Our Culture has raised us, there are not a lot of cultures out there that have these written out taught values. It is what makes us and our lands unique, you were raised on them they are naturally a part of us. Pacific people are naturally gifted with “giving”.
Our people have a reputation of being kind, smiling, beautiful and giving, there is not a lot of that out in the big world, we represent that emotionally and physically in our dancing, in the way our people talk were passionate about ourselves, the way we welcome people into our homes our culture is all over us. There really is nothing more unique than that. I believe this is a much needed quality to have when we are representing a Miss World title.
You performed a really unique talent in the pageant - can you tell us where you learned how to pole dance and the skill you need to be able to do it?
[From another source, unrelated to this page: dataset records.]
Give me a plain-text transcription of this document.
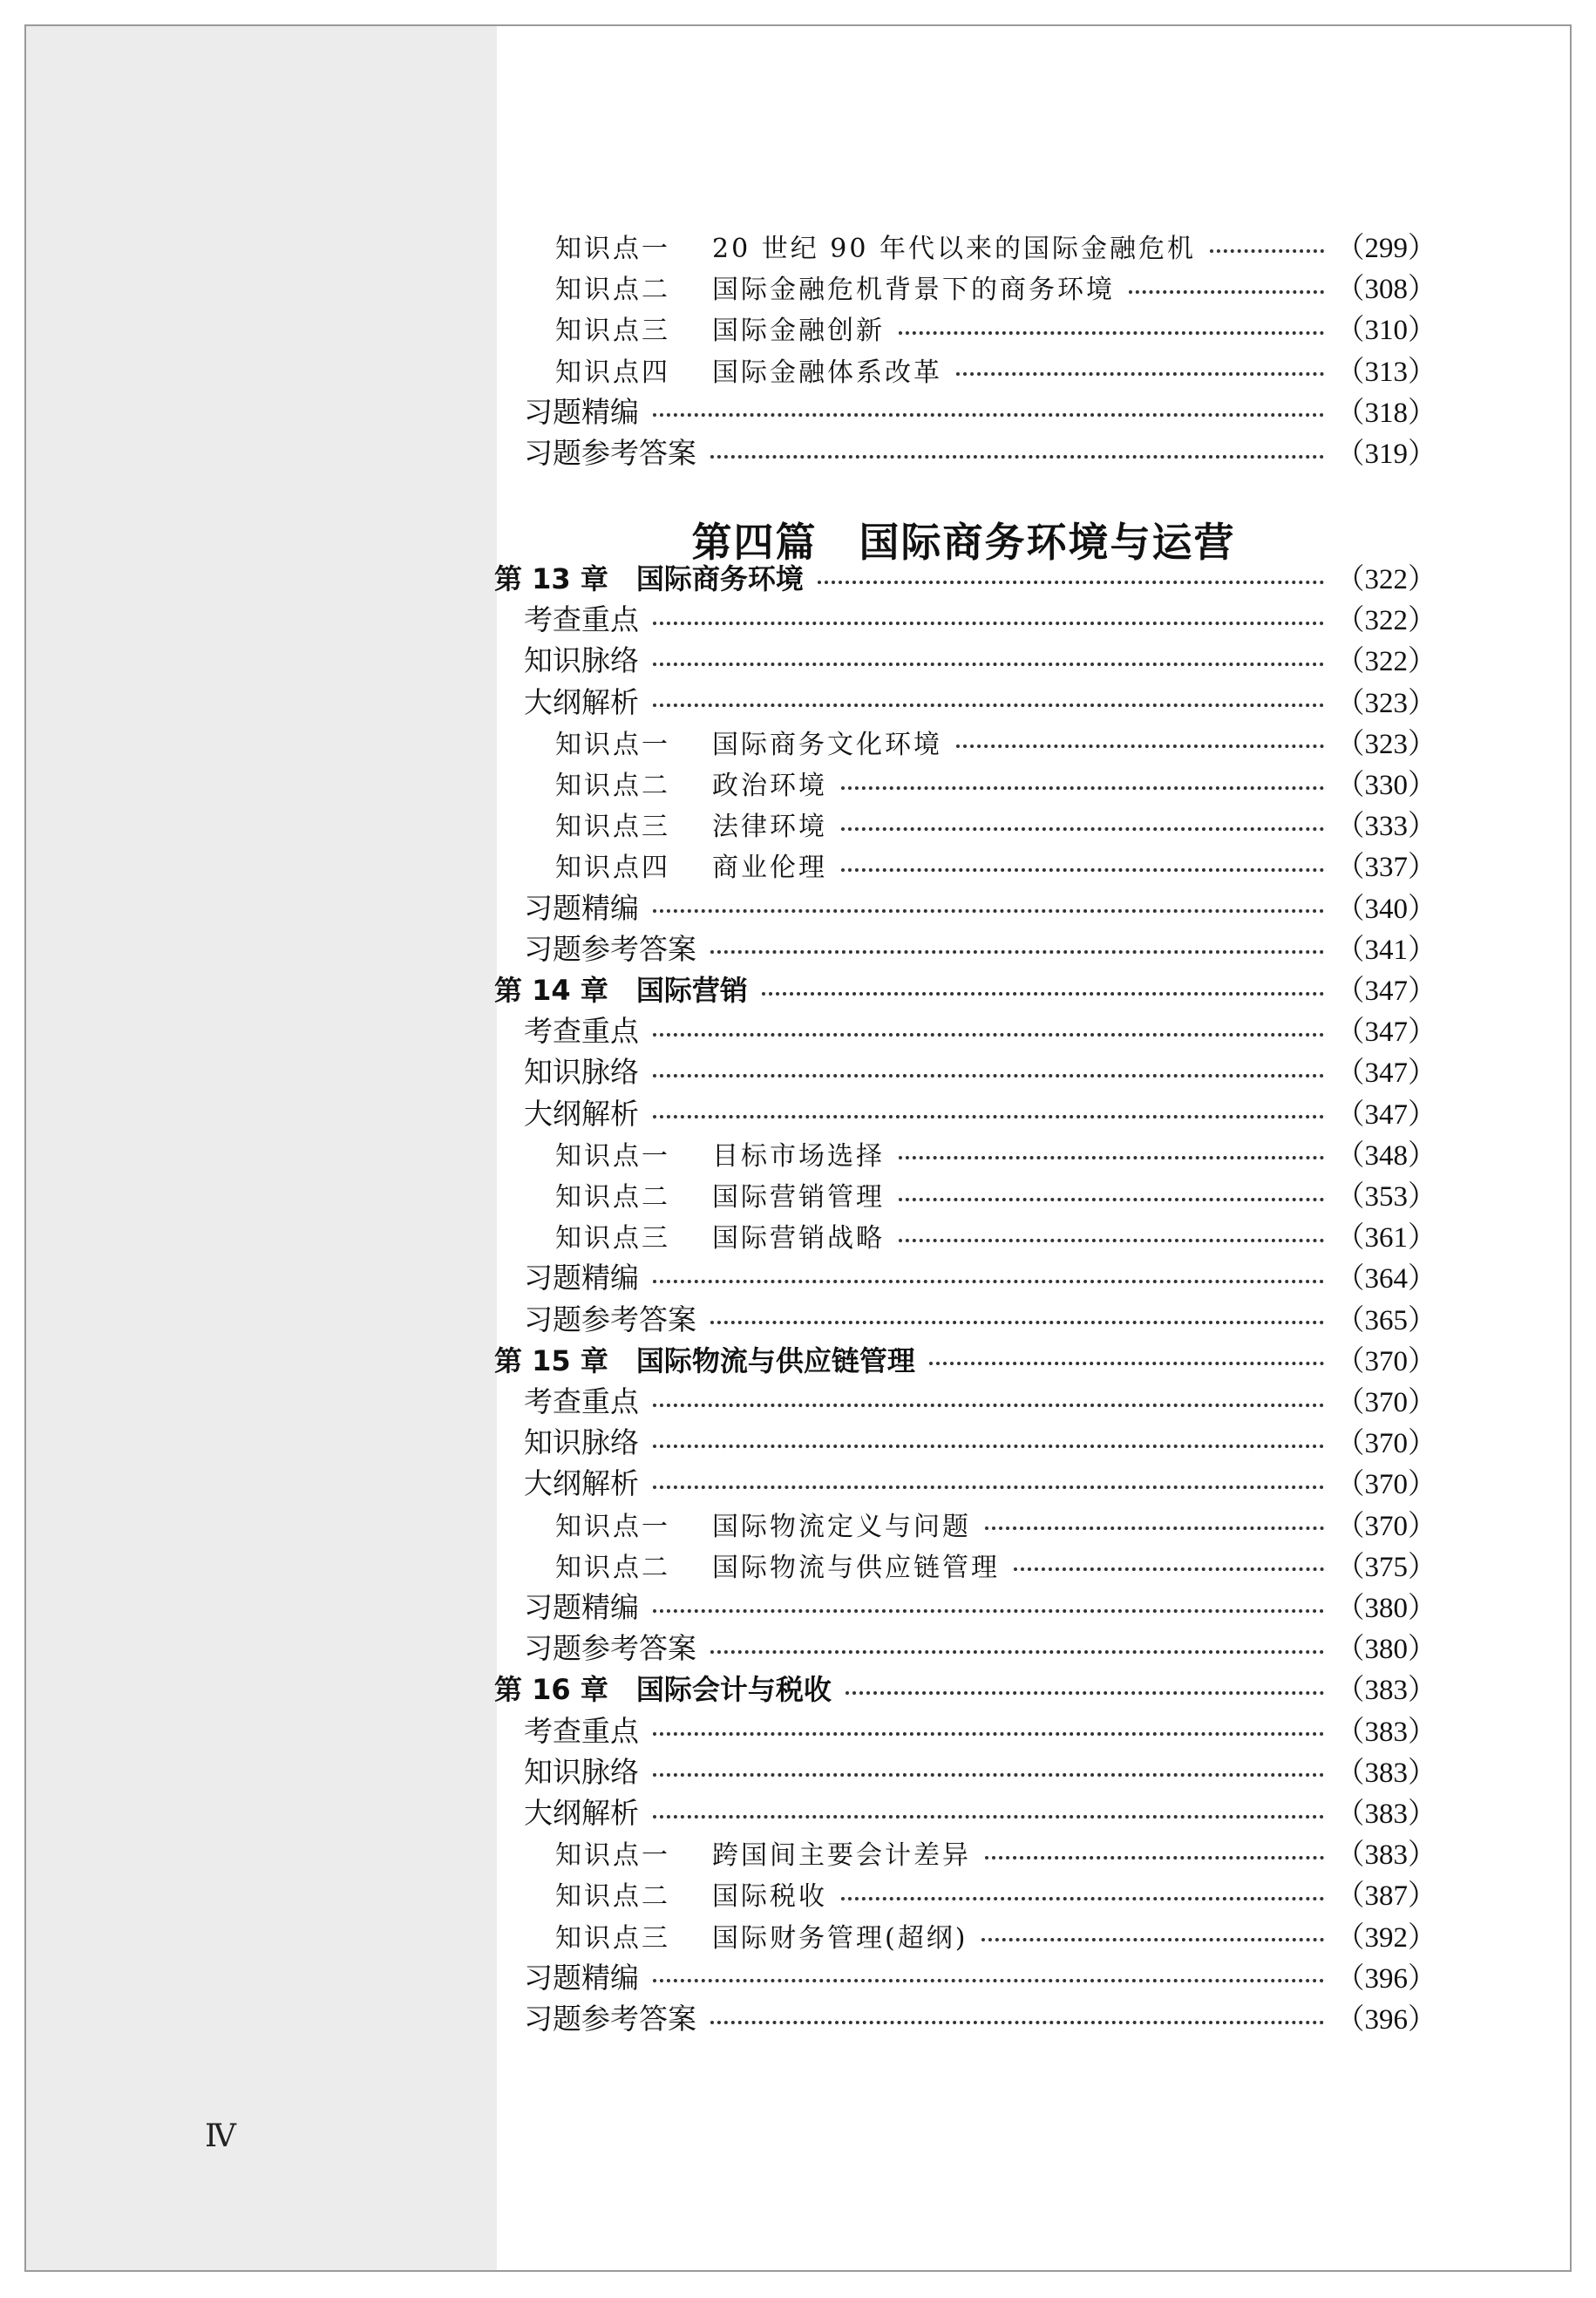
第四篇　国际商务环境与运营
知识点一 20 世纪 90 年代以来的国际金融危机	（299）
知识点二 国际金融危机背景下的商务环境	（308）
知识点三 国际金融创新	（310）
知识点四 国际金融体系改革	（313）
习题精编	（318）
习题参考答案	（319）
第 13 章　国际商务环境	（322）
考查重点	（322）
知识脉络	（322）
大纲解析	（323）
知识点一 国际商务文化环境	（323）
知识点二 政治环境	（330）
知识点三 法律环境	（333）
知识点四 商业伦理	（337）
习题精编	（340）
习题参考答案	（341）
第 14 章　国际营销	（347）
考查重点	（347）
知识脉络	（347）
大纲解析	（347）
知识点一 目标市场选择	（348）
知识点二 国际营销管理	（353）
知识点三 国际营销战略	（361）
习题精编	（364）
习题参考答案	（365）
第 15 章　国际物流与供应链管理	（370）
考查重点	（370）
知识脉络	（370）
大纲解析	（370）
知识点一 国际物流定义与问题	（370）
知识点二 国际物流与供应链管理	（375）
习题精编	（380）
习题参考答案	（380）
第 16 章　国际会计与税收	（383）
考查重点	（383）
知识脉络	（383）
大纲解析	（383）
知识点一 跨国间主要会计差异	（383）
知识点二 国际税收	（387）
知识点三 国际财务管理(超纲)	（392）
习题精编	（396）
习题参考答案	（396）
Ⅳ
I am very passionate about fitness and living an active lifestyle, I participate in all sorts of sports ranging from netball, swimming, European handball, table tennis, yoga, hiking, kayaking, cycling, you name it. While living in Australia, I wanted a new and exciting hobby that would challenge myself physically and mentally. Luckily a Pole Academy had opened in my neighbourhood. There are 8 levels, level 1-3 beginners 4-6 Intermediate 7-8 Advanced. Completing all levels I then had moved to the Cook Islands and missed the exercise so much that when I returned to Australia I made sure I brought one over to the Cook Islands.
It definitely clears my mind, connects my mind, body and soul, something that I enjoy doing in my spare time. It is by far the hardest Exercise I have ever done, it does give you multiple bruises and feels like Chinese burns but the more your body and skin conditions it isn’t as painful. I have now upgraded to a spin pole which I was never taught professionally I actually used YouTube tutorials to help me and a l or of practice but this was the fun part, learning something new and it being very challenging, you have to engage your core more and have good balance. This was definitely a thrill and has made me fitter than I’ve ever been!
What is the idea of a beautiful Pacific woman to you?
I believe all Woman are beautiful in their own way but a beautiful Pacific woman I believe we all portray. Which is a strong and nurturing woman. Basically what every pacific islander mum is, how they are so cultured how they are with you, a caregiver a grower, a nurturer and combine that with women around you that inspire you. The sacrifices our Woman make and how they build our communities. They are the backbone, they treat everyone the same, stranger, friend, family they will always look after you, feed you, clothe you, put a roof over your head, guide you, they will always watch over you.